Oh my God, it's Mary Tyler Moore. I know she has a younger husband and all, but did she have to erase herself like this? The sideways smile is bad enough, the hardened cheeks squished up into tiny apples. But the eyes. I don't know why this is, but after too many procedures the eyes seem to turn into nearly-closed, tiny little slits.


And it's hard to believe a "blonde" could look so Chinese. In this case, Joan Rivers looks like she's wearing a rubber Halloween mask, and to my eyes it's mighty scary.




Those other dames I can understand, since they've been in the Museum of Hollywood History for some time now. But Darryl Hannah: didn't she used to have a natural, unaffected beauty? Why has she donned the deadened fright-mask that makes everybody look the same?







I think this hurts me most of all. Plainly, Meg Ryan and Mary have the same surgeon, since they now look so much alike it hurts.

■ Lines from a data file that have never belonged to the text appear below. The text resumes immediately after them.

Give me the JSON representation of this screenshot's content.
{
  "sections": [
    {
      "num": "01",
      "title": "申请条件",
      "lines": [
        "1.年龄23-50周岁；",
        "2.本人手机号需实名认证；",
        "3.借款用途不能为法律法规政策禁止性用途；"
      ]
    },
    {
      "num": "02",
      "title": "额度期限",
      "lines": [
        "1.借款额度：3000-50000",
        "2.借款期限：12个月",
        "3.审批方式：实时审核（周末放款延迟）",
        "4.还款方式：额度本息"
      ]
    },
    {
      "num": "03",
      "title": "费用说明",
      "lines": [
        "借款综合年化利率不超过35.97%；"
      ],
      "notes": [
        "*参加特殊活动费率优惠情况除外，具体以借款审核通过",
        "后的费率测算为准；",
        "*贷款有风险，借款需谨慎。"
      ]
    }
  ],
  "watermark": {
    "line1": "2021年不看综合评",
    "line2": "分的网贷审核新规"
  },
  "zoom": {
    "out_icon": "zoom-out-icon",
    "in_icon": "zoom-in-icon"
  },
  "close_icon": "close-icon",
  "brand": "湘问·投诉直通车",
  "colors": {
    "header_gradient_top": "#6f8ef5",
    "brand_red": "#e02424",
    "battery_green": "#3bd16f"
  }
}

Cheek and chin implants have become standard now, but as you get older they look plain lousy. They jut out like they've been bee-stung, squeeze the eyes nearly shut.

Let's not get into the famous Botox forehead which is so anaesthetized that you can't even raise your eyebrows.

I remember, I swear this is true, someone doing an interview about Botox and saying, "What's all the fuss? If you want to raise your eyebrows, just use your fingers."



Men can be pretty good at ruining their looks, too, even rendering themselves unrecognizable. Kenny Rogers gave up his craggy cowboy features for a sort of frosted chipmunk look, his eyes vaguely Tibetan. He can now walk around the streets of Nashville unnoticed.

Wayne Newton, well. . . Madame Tussaud's isn't going to bother making a wax model of him. They'll just wait until he croaks and keep him on ice.


You shouldn't look at a formerly-beautiful actress and say, "Ewwwwww." That shouldn't be the first thing out of your mouth.

Your first thought shouldn't be, "My God, what has she done to herself?" But all too often, it is.

Bad plastic surgery (and is there any good plastic surgery?) provokes a visceral disgust that registers in a nanosecond.

Doesn't anyone have the courage to tell these people how heartbreakingly awful they look?



There's another way to do this. I don't think Susan Sarandon has done anything to her face, because she doesn't have to. She is just plain gorgeous.




Vanessa Redgrave is an example of someone who has decided to let the magnificent Redgrave genes blossom with age. Wise choice, don't you think?




Is this face smooth, unlined, immobile? No, it is not. It's much better than that.

This "older woman" has a fiery beauty that lets her get away with supershort hair and flaming colors. Being intensely alive helps. Brava, Judi.




Gee, what's that in Helen Mirren's hand? Don't know, but I'll bet she deserves it. Some women still know how to use their faces to capture a character.



Cheekbones to die for, but I'll bet you any money they're real.

Would they have chosen a Botoxed, pinned and tucked actress to play Margaret Thatcher? Imagine plastering ageing makeup over a face that has been ruthlessly de-aged.

For once, Hollywood said "no thanks".